Fritzsche W, Schaper A, Jovin T M
Department of Molecular Biology, Max Planck Institute for Biophysical Chemistry, Göttingen, Germany.
Chromosoma. 1994 Jul;103(4):231-6. doi: 10.1007/BF00352247.
With the scanning force microscope (SFM), one can image the topography of biological material adsorbed at air-solid or liquid-solid interfaces with up to nanometer resolution. In principle, fixation, contrast enhancement, and labeling are not required. We have adapted specimen preparation techniques of conventional electron microscopy for visualizing chromatin ultrastructures in the SFM. A beaded substructure of the nucleoprotein filament was obtained after hypotonic lysis of chicken erythrocytes and air drying. The beads-on-a-string morphology of the basic nucleosomal assembly was well delineated. The nucleosomes appeared as round protrusions with an apparent height of 4-6 nm.
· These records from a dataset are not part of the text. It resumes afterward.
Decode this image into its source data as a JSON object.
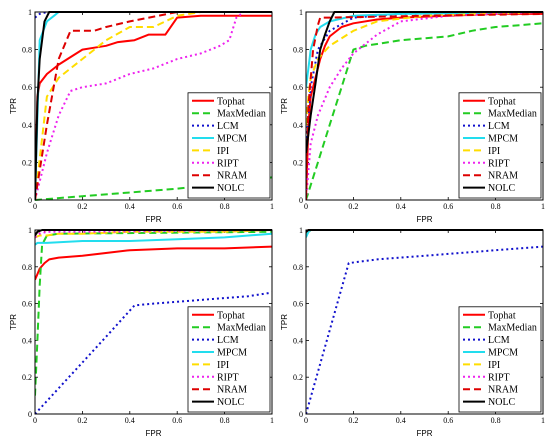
{
  "chart_data": [
    {
      "type": "line",
      "xlabel": "FPR",
      "ylabel": "TPR",
      "xlim": [
        0,
        1
      ],
      "ylim": [
        0,
        1
      ],
      "xticks": [
        "0",
        "0.2",
        "0.4",
        "0.6",
        "0.8",
        "1"
      ],
      "yticks": [
        "0",
        "0.2",
        "0.4",
        "0.6",
        "0.8",
        "1"
      ],
      "legend_position": "bottom-right",
      "series": [
        {
          "name": "Tophat",
          "color": "#ff0000",
          "dash": "solid",
          "x": [
            0,
            0.01,
            0.02,
            0.05,
            0.1,
            0.15,
            0.2,
            0.25,
            0.3,
            0.35,
            0.42,
            0.48,
            0.55,
            0.6,
            0.7,
            0.8,
            0.85,
            1.0
          ],
          "y": [
            0,
            0.55,
            0.62,
            0.67,
            0.72,
            0.76,
            0.8,
            0.81,
            0.82,
            0.84,
            0.85,
            0.88,
            0.88,
            0.97,
            0.98,
            0.98,
            0.98,
            0.98
          ]
        },
        {
          "name": "MaxMedian",
          "color": "#22cc22",
          "dash": "dashed",
          "x": [
            0,
            0.2,
            0.4,
            0.6,
            0.8,
            1.0
          ],
          "y": [
            0,
            0.02,
            0.04,
            0.06,
            0.09,
            0.12
          ]
        },
        {
          "name": "LCM",
          "color": "#1010cc",
          "dash": "dotted",
          "x": [
            0,
            0.02,
            0.05,
            0.1,
            1.0
          ],
          "y": [
            0.97,
            0.99,
            1.0,
            1.0,
            1.0
          ]
        },
        {
          "name": "MPCM",
          "color": "#22ddee",
          "dash": "solid",
          "x": [
            0,
            0.02,
            0.05,
            0.08,
            0.1,
            0.2,
            1.0
          ],
          "y": [
            0,
            0.85,
            0.95,
            0.98,
            1.0,
            1.0,
            1.0
          ]
        },
        {
          "name": "IPI",
          "color": "#ffdd00",
          "dash": "dashed",
          "x": [
            0,
            0.05,
            0.1,
            0.15,
            0.2,
            0.25,
            0.3,
            0.4,
            0.5,
            0.55,
            0.6,
            0.7,
            1.0
          ],
          "y": [
            0,
            0.55,
            0.65,
            0.7,
            0.75,
            0.8,
            0.85,
            0.92,
            0.92,
            0.95,
            0.98,
            1.0,
            1.0
          ]
        },
        {
          "name": "RIPT",
          "color": "#ee22ee",
          "dash": "dotted",
          "x": [
            0,
            0.05,
            0.1,
            0.15,
            0.2,
            0.3,
            0.4,
            0.5,
            0.6,
            0.7,
            0.78,
            0.82,
            0.85,
            0.88,
            1.0
          ],
          "y": [
            0,
            0.25,
            0.45,
            0.58,
            0.6,
            0.62,
            0.67,
            0.7,
            0.75,
            0.78,
            0.82,
            0.85,
            0.97,
            1.0,
            1.0
          ]
        },
        {
          "name": "NRAM",
          "color": "#dd0000",
          "dash": "dashed",
          "x": [
            0,
            0.05,
            0.1,
            0.15,
            0.2,
            0.25,
            0.3,
            0.4,
            0.6,
            1.0
          ],
          "y": [
            0,
            0.4,
            0.75,
            0.9,
            0.9,
            0.9,
            0.92,
            0.95,
            1.0,
            1.0
          ]
        },
        {
          "name": "NOLC",
          "color": "#000000",
          "dash": "solid",
          "x": [
            0,
            0.01,
            0.02,
            0.04,
            0.06,
            0.1,
            1.0
          ],
          "y": [
            0,
            0.52,
            0.75,
            0.95,
            1.0,
            1.0,
            1.0
          ]
        }
      ]
    },
    {
      "type": "line",
      "xlabel": "FPR",
      "ylabel": "TPR",
      "xlim": [
        0,
        1
      ],
      "ylim": [
        0,
        1
      ],
      "xticks": [
        "0",
        "0.2",
        "0.4",
        "0.6",
        "0.8",
        "1"
      ],
      "yticks": [
        "0",
        "0.2",
        "0.4",
        "0.6",
        "0.8",
        "1"
      ],
      "legend_position": "bottom-right",
      "series": [
        {
          "name": "Tophat",
          "color": "#ff0000",
          "dash": "solid",
          "x": [
            0,
            0.01,
            0.02,
            0.04,
            0.06,
            0.08,
            0.1,
            0.15,
            0.2,
            0.3,
            0.4,
            0.6,
            0.8,
            1.0
          ],
          "y": [
            0,
            0.4,
            0.55,
            0.65,
            0.75,
            0.82,
            0.87,
            0.92,
            0.94,
            0.96,
            0.97,
            0.98,
            0.99,
            0.99
          ]
        },
        {
          "name": "MaxMedian",
          "color": "#22cc22",
          "dash": "dashed",
          "x": [
            0,
            0.05,
            0.1,
            0.15,
            0.2,
            0.25,
            0.3,
            0.4,
            0.5,
            0.6,
            0.7,
            0.8,
            0.9,
            1.0
          ],
          "y": [
            0,
            0.2,
            0.4,
            0.6,
            0.8,
            0.82,
            0.83,
            0.85,
            0.86,
            0.87,
            0.9,
            0.92,
            0.93,
            0.94
          ]
        },
        {
          "name": "LCM",
          "color": "#1010cc",
          "dash": "dotted",
          "x": [
            0,
            0.01,
            0.02,
            0.05,
            0.1,
            0.2,
            0.4,
            1.0
          ],
          "y": [
            0.25,
            0.45,
            0.6,
            0.8,
            0.9,
            0.97,
            0.99,
            1.0
          ]
        },
        {
          "name": "MPCM",
          "color": "#22ddee",
          "dash": "solid",
          "x": [
            0,
            0.01,
            0.02,
            0.04,
            0.06,
            0.1,
            0.2,
            0.4,
            1.0
          ],
          "y": [
            0.6,
            0.7,
            0.8,
            0.88,
            0.92,
            0.95,
            0.98,
            0.99,
            1.0
          ]
        },
        {
          "name": "IPI",
          "color": "#ffdd00",
          "dash": "dashed",
          "x": [
            0,
            0.01,
            0.02,
            0.05,
            0.1,
            0.2,
            0.3,
            0.5,
            1.0
          ],
          "y": [
            0.4,
            0.55,
            0.65,
            0.75,
            0.82,
            0.9,
            0.95,
            0.98,
            1.0
          ]
        },
        {
          "name": "RIPT",
          "color": "#ee22ee",
          "dash": "dotted",
          "x": [
            0,
            0.02,
            0.05,
            0.1,
            0.15,
            0.2,
            0.3,
            0.4,
            0.6,
            1.0
          ],
          "y": [
            0,
            0.3,
            0.45,
            0.6,
            0.7,
            0.78,
            0.88,
            0.95,
            0.98,
            1.0
          ]
        },
        {
          "name": "NRAM",
          "color": "#dd0000",
          "dash": "dashed",
          "x": [
            0,
            0.01,
            0.03,
            0.05,
            0.06,
            0.1,
            0.5,
            1.0
          ],
          "y": [
            0,
            0.5,
            0.8,
            0.93,
            0.97,
            0.97,
            0.98,
            0.99
          ]
        },
        {
          "name": "NOLC",
          "color": "#000000",
          "dash": "solid",
          "x": [
            0,
            0.01,
            0.02,
            0.04,
            0.06,
            0.08,
            0.1,
            0.12,
            0.2,
            1.0
          ],
          "y": [
            0.25,
            0.35,
            0.45,
            0.62,
            0.8,
            0.88,
            0.95,
            1.0,
            1.0,
            1.0
          ]
        }
      ]
    },
    {
      "type": "line",
      "xlabel": "FPR",
      "ylabel": "TPR",
      "xlim": [
        0,
        1
      ],
      "ylim": [
        0,
        1
      ],
      "xticks": [
        "0",
        "0.2",
        "0.4",
        "0.6",
        "0.8",
        "1"
      ],
      "yticks": [
        "0",
        "0.2",
        "0.4",
        "0.6",
        "0.8",
        "1"
      ],
      "legend_position": "bottom-right",
      "series": [
        {
          "name": "Tophat",
          "color": "#ff0000",
          "dash": "solid",
          "x": [
            0,
            0.01,
            0.02,
            0.04,
            0.06,
            0.1,
            0.2,
            0.4,
            0.6,
            0.8,
            1.0
          ],
          "y": [
            0.73,
            0.76,
            0.79,
            0.82,
            0.84,
            0.85,
            0.86,
            0.89,
            0.9,
            0.9,
            0.91
          ]
        },
        {
          "name": "MaxMedian",
          "color": "#22cc22",
          "dash": "dashed",
          "x": [
            0,
            0.01,
            0.02,
            0.03,
            0.05,
            0.1,
            1.0
          ],
          "y": [
            0.1,
            0.4,
            0.7,
            0.92,
            0.97,
            0.98,
            0.99
          ]
        },
        {
          "name": "LCM",
          "color": "#1010cc",
          "dash": "dotted",
          "x": [
            0,
            0.1,
            0.2,
            0.3,
            0.42,
            0.5,
            0.6,
            0.7,
            0.8,
            0.9,
            1.0
          ],
          "y": [
            0,
            0.14,
            0.28,
            0.42,
            0.59,
            0.6,
            0.61,
            0.62,
            0.63,
            0.64,
            0.66
          ]
        },
        {
          "name": "MPCM",
          "color": "#22ddee",
          "dash": "solid",
          "x": [
            0,
            0.01,
            0.05,
            0.2,
            0.4,
            0.6,
            0.8,
            1.0
          ],
          "y": [
            0.92,
            0.93,
            0.93,
            0.94,
            0.94,
            0.95,
            0.96,
            0.98
          ]
        },
        {
          "name": "IPI",
          "color": "#ffdd00",
          "dash": "dashed",
          "x": [
            0,
            0.02,
            0.05,
            0.1,
            0.2,
            0.4,
            0.6,
            0.8,
            1.0
          ],
          "y": [
            0.96,
            0.97,
            0.97,
            0.98,
            0.98,
            0.99,
            0.99,
            0.99,
            1.0
          ]
        },
        {
          "name": "RIPT",
          "color": "#ee22ee",
          "dash": "dotted",
          "x": [
            0,
            0.02,
            0.05,
            0.2,
            1.0
          ],
          "y": [
            0.96,
            0.98,
            0.99,
            0.99,
            1.0
          ]
        },
        {
          "name": "NRAM",
          "color": "#dd0000",
          "dash": "dashed",
          "x": [
            0,
            0.01,
            0.05,
            1.0
          ],
          "y": [
            0.97,
            0.99,
            1.0,
            1.0
          ]
        },
        {
          "name": "NOLC",
          "color": "#000000",
          "dash": "solid",
          "x": [
            0,
            0.01,
            0.03,
            1.0
          ],
          "y": [
            0.97,
            0.99,
            1.0,
            1.0
          ]
        }
      ]
    },
    {
      "type": "line",
      "xlabel": "FPR",
      "ylabel": "TPR",
      "xlim": [
        0,
        1
      ],
      "ylim": [
        0,
        1
      ],
      "xticks": [
        "0",
        "0.2",
        "0.4",
        "0.6",
        "0.8",
        "1"
      ],
      "yticks": [
        "0",
        "0.2",
        "0.4",
        "0.6",
        "0.8",
        "1"
      ],
      "legend_position": "bottom-right",
      "series": [
        {
          "name": "Tophat",
          "color": "#ff0000",
          "dash": "solid",
          "x": [
            0,
            0.01,
            0.02,
            1.0
          ],
          "y": [
            0.98,
            0.99,
            1.0,
            1.0
          ]
        },
        {
          "name": "MaxMedian",
          "color": "#22cc22",
          "dash": "dashed",
          "x": [
            0,
            0.01,
            0.02,
            1.0
          ],
          "y": [
            0.97,
            0.99,
            1.0,
            1.0
          ]
        },
        {
          "name": "LCM",
          "color": "#1010cc",
          "dash": "dotted",
          "x": [
            0,
            0.18,
            0.3,
            0.4,
            0.5,
            0.6,
            0.7,
            0.8,
            0.9,
            1.0
          ],
          "y": [
            0,
            0.82,
            0.84,
            0.85,
            0.86,
            0.87,
            0.88,
            0.89,
            0.9,
            0.91
          ]
        },
        {
          "name": "MPCM",
          "color": "#22ddee",
          "dash": "solid",
          "x": [
            0,
            0.01,
            0.02,
            1.0
          ],
          "y": [
            0.96,
            0.99,
            1.0,
            1.0
          ]
        },
        {
          "name": "IPI",
          "color": "#ffdd00",
          "dash": "dashed",
          "x": [
            0,
            0.01,
            1.0
          ],
          "y": [
            0.99,
            1.0,
            1.0
          ]
        },
        {
          "name": "RIPT",
          "color": "#ee22ee",
          "dash": "dotted",
          "x": [
            0,
            0.01,
            1.0
          ],
          "y": [
            0.99,
            1.0,
            1.0
          ]
        },
        {
          "name": "NRAM",
          "color": "#dd0000",
          "dash": "dashed",
          "x": [
            0,
            0.01,
            1.0
          ],
          "y": [
            0.99,
            1.0,
            1.0
          ]
        },
        {
          "name": "NOLC",
          "color": "#000000",
          "dash": "solid",
          "x": [
            0,
            0.01,
            1.0
          ],
          "y": [
            0.99,
            1.0,
            1.0
          ]
        }
      ]
    }
  ]
}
The histogram of center-to-center distances between adjacent nucleosome cores along the filament axis had a peak at approximately 30 nm. Reversible changes in the three-dimensional structure were observed upon exposure of air-dried samples of metaphase chromosomes to solutions of different ionic strengths.
使用扫描力显微镜(SFM),可以对吸附在气-固或液-固界面的生物材料的形貌进行成像,分辨率可达纳米级。原则上,不需要固定、增强对比度和标记。我们采用了传统电子显微镜的标本制备技术来在SFM中观察染色质超微结构。鸡红细胞经低渗裂解和空气干燥后,获得了核蛋白丝的串珠状亚结构。基本核小体组装的串珠形态得到了很好的描绘。核小体表现为明显高度为4-6纳米的圆形突起。沿细丝轴相邻核小体核心之间的中心距直方图在约30纳米处有一个峰值。将中期染色体的空气干燥样品暴露于不同离子强度的溶液中时,观察到三维结构的可逆变化。